In SMO, the ServiceBroker object is the top-level class under which all the Service Broker functionality resides. A Service Broker implementation is required for each database that is participating in the distributed messaging application. Therefore, the ServiceBroker object is a child of the Database object.
The ServiceBroker object contains collections of the following objects that are used to define the Service Broker implementation:
- MessageType objects represent message types that define the content of messages.
- MessageTypeMapping objects represent contracts that specify the direction and type of messages in a given conversation.
- ServiceQueue objects store messages prior to sending and after they are received.

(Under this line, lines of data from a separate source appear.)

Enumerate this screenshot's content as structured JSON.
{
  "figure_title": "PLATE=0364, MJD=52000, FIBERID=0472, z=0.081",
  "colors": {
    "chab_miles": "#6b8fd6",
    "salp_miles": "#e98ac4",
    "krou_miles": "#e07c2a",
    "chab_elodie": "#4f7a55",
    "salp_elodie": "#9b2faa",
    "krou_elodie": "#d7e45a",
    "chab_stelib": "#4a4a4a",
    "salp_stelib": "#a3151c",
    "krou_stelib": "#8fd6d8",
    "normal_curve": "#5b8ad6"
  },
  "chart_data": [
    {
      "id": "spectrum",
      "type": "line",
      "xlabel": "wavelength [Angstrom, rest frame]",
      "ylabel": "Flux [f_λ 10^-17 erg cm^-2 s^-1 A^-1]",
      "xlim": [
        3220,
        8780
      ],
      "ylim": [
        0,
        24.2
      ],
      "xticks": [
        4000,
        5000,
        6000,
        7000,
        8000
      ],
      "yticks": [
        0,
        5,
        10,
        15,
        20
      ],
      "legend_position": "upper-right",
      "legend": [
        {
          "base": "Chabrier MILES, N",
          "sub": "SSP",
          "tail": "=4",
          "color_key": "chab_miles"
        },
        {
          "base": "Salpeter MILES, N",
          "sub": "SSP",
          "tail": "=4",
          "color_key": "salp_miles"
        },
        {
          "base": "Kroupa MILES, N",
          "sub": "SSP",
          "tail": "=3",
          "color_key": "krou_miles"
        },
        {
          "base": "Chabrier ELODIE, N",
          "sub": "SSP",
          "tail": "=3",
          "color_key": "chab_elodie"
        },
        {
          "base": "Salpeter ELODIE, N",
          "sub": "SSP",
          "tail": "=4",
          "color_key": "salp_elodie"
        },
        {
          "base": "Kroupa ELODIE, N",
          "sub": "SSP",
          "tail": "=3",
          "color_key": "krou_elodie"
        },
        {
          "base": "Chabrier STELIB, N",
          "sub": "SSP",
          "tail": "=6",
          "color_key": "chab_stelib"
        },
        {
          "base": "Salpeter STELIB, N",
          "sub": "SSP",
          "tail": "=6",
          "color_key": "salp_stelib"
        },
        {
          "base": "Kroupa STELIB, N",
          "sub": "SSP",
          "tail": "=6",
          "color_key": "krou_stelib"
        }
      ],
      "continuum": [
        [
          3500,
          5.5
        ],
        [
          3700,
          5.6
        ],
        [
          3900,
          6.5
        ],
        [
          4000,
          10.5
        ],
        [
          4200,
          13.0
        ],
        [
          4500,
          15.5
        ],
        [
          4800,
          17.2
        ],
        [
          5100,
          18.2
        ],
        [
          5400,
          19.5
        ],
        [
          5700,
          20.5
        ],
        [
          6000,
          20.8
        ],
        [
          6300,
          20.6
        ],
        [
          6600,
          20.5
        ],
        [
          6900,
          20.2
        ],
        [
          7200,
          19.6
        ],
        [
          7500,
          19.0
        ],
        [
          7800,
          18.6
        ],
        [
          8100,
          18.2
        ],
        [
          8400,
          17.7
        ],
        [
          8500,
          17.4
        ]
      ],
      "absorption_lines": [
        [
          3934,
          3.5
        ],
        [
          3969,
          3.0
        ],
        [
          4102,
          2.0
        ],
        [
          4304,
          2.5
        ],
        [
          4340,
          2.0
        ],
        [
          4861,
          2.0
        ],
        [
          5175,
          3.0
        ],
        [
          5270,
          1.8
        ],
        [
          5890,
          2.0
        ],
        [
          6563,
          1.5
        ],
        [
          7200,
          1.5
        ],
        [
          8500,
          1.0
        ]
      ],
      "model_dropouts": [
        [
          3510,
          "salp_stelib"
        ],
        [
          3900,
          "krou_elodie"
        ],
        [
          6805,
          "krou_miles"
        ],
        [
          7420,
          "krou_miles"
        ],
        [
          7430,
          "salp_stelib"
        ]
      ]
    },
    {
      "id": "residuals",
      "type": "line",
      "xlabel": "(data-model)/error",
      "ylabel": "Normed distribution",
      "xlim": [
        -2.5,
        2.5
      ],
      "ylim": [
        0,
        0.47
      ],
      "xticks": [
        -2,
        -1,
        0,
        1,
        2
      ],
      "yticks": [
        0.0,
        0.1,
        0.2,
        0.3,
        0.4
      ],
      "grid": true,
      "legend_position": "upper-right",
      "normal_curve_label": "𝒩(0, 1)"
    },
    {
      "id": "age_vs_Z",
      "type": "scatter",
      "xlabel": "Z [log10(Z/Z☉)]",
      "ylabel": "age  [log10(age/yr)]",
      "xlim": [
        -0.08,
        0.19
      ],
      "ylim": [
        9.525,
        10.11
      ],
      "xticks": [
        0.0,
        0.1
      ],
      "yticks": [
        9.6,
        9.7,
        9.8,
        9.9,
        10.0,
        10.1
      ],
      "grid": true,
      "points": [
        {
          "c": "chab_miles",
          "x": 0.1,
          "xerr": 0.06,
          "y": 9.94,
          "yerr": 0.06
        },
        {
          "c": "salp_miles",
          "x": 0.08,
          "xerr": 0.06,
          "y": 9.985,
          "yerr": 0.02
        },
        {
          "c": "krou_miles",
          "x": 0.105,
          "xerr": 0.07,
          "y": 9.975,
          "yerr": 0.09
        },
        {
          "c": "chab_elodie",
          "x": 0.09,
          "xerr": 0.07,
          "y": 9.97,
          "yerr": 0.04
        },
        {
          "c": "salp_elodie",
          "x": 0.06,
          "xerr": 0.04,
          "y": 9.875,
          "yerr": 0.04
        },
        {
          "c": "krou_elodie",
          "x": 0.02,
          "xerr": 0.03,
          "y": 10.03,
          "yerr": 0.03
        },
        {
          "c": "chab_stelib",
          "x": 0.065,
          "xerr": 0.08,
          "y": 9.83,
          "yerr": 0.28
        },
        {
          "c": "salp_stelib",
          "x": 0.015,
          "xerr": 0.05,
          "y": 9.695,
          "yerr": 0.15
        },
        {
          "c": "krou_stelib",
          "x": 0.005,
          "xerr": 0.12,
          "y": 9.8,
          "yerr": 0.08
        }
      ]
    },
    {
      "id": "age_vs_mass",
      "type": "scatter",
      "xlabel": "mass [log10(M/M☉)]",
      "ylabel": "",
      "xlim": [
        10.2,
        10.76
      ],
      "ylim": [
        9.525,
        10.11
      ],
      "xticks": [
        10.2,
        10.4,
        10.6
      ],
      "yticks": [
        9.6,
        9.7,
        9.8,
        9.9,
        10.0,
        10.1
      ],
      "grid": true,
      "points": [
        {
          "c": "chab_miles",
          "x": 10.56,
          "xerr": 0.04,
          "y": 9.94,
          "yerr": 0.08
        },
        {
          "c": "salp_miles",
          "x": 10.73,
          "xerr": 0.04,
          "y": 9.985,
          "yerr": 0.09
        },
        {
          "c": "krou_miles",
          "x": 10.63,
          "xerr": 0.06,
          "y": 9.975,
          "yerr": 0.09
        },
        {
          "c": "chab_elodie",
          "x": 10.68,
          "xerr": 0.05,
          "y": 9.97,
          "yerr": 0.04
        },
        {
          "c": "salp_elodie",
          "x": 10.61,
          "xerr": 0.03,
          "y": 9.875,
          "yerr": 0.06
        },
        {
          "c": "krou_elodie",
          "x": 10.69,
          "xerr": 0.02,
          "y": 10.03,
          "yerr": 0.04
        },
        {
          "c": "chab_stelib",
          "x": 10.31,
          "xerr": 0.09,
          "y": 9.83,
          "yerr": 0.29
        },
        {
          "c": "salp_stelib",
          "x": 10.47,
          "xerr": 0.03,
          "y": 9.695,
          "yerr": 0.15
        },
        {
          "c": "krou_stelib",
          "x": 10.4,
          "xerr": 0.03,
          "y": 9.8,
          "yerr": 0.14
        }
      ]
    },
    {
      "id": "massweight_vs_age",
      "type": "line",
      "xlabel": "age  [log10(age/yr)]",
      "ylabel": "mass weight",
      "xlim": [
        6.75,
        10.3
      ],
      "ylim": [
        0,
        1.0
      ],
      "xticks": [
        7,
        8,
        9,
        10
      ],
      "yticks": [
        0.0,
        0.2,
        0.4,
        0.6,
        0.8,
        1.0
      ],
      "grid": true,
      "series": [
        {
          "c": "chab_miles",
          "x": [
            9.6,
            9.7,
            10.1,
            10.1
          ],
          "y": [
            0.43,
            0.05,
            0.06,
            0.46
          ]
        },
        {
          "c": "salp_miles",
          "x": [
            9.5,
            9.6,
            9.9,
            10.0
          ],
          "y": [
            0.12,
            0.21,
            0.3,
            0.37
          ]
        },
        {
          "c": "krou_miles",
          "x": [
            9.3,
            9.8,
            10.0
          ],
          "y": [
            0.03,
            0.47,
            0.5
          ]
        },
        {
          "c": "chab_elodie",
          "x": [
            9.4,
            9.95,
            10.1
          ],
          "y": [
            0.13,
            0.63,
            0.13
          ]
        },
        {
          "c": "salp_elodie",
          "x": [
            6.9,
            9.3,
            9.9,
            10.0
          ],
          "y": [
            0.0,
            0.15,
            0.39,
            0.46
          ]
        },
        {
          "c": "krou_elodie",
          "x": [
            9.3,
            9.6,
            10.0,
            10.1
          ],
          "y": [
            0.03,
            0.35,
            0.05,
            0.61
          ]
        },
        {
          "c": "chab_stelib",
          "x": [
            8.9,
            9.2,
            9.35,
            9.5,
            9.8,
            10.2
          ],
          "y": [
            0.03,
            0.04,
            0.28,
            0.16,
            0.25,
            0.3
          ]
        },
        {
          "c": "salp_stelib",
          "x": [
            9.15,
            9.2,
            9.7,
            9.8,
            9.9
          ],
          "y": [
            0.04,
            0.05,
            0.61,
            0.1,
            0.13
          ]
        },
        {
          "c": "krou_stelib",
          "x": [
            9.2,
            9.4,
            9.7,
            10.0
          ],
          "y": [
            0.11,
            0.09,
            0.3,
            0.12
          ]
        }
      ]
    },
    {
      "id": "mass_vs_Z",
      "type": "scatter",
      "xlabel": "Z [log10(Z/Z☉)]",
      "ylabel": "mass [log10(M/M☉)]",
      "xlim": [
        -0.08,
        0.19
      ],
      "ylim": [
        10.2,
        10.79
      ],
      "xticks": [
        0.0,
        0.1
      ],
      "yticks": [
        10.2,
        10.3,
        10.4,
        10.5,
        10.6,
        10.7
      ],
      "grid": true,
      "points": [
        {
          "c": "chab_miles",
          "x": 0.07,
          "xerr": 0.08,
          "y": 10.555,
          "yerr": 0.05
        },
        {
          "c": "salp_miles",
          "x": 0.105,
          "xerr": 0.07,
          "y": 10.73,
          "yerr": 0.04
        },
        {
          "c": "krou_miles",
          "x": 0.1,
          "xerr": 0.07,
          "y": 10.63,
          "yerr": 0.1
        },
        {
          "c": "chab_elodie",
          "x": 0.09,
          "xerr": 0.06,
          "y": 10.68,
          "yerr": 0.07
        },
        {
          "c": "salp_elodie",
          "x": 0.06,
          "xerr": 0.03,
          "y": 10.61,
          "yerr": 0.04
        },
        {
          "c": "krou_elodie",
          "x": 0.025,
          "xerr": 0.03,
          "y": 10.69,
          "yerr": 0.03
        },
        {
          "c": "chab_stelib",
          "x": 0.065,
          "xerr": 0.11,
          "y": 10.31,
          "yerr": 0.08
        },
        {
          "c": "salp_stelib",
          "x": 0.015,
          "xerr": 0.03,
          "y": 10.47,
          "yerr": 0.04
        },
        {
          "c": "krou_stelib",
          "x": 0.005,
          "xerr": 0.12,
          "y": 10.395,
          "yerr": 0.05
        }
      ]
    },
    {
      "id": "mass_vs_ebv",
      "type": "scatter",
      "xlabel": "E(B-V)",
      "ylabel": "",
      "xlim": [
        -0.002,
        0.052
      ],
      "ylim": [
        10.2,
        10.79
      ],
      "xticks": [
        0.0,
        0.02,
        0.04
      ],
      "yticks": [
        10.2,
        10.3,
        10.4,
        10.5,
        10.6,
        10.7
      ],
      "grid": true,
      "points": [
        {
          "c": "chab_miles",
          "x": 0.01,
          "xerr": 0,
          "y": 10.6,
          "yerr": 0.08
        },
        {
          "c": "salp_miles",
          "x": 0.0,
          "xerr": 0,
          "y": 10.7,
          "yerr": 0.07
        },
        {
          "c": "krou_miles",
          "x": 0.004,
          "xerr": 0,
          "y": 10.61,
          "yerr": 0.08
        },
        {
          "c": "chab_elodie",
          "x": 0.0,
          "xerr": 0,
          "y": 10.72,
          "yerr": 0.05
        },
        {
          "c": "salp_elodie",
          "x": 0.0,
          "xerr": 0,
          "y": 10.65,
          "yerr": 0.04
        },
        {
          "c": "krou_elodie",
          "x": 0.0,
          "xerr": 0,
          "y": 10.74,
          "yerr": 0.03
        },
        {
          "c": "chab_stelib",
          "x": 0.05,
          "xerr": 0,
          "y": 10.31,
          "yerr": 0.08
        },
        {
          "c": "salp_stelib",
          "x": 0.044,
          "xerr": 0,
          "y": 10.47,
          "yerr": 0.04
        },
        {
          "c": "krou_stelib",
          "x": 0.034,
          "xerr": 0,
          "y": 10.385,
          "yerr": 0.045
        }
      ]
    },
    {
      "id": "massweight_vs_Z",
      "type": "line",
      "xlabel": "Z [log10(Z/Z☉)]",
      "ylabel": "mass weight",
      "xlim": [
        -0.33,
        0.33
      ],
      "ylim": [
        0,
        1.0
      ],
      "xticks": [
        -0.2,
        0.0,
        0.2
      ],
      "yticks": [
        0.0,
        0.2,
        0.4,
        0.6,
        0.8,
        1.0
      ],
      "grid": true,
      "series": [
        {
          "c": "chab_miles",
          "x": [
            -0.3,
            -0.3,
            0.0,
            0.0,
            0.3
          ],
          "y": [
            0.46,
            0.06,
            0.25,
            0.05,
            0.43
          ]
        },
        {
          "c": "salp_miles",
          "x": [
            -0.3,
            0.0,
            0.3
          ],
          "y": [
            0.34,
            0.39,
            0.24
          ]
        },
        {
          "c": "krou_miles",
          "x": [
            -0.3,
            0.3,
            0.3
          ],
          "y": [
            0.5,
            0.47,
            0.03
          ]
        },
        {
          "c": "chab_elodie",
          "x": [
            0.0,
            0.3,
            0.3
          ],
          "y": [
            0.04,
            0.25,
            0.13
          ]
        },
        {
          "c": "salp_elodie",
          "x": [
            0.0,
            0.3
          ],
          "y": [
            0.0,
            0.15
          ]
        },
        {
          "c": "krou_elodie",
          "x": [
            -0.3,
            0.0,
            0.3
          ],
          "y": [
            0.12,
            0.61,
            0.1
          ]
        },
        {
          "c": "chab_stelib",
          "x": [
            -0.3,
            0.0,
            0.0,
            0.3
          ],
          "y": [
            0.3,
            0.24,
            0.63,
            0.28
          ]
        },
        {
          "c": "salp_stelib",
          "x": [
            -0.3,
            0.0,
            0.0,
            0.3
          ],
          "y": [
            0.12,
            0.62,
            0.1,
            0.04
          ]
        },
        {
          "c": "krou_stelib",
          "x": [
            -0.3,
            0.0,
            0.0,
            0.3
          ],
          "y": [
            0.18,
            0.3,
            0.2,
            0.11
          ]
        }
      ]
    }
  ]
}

They provide asynchronous communication between services, as well as other benefits, such as automatically locking messages in the same conversation group.
- BrokerService objects represent Service Broker services, which are the addressable endpoints for conversations. Service Broker messages are sent from one service to another service. A service specifies a queue to hold messages, and specifies the contracts for which the service can be the target.
- RemoteServiceBinding objects represent the settings that Service Broker uses for security and authentication when communicating with a remote service.
- ServiceRoute objects represents a Service Broker route, which contains the location information for the service and the database on which it is defined. A route is required for message delivery. By default, each database contains a route that specifies the location as the current instance of Microsoft SQL Server.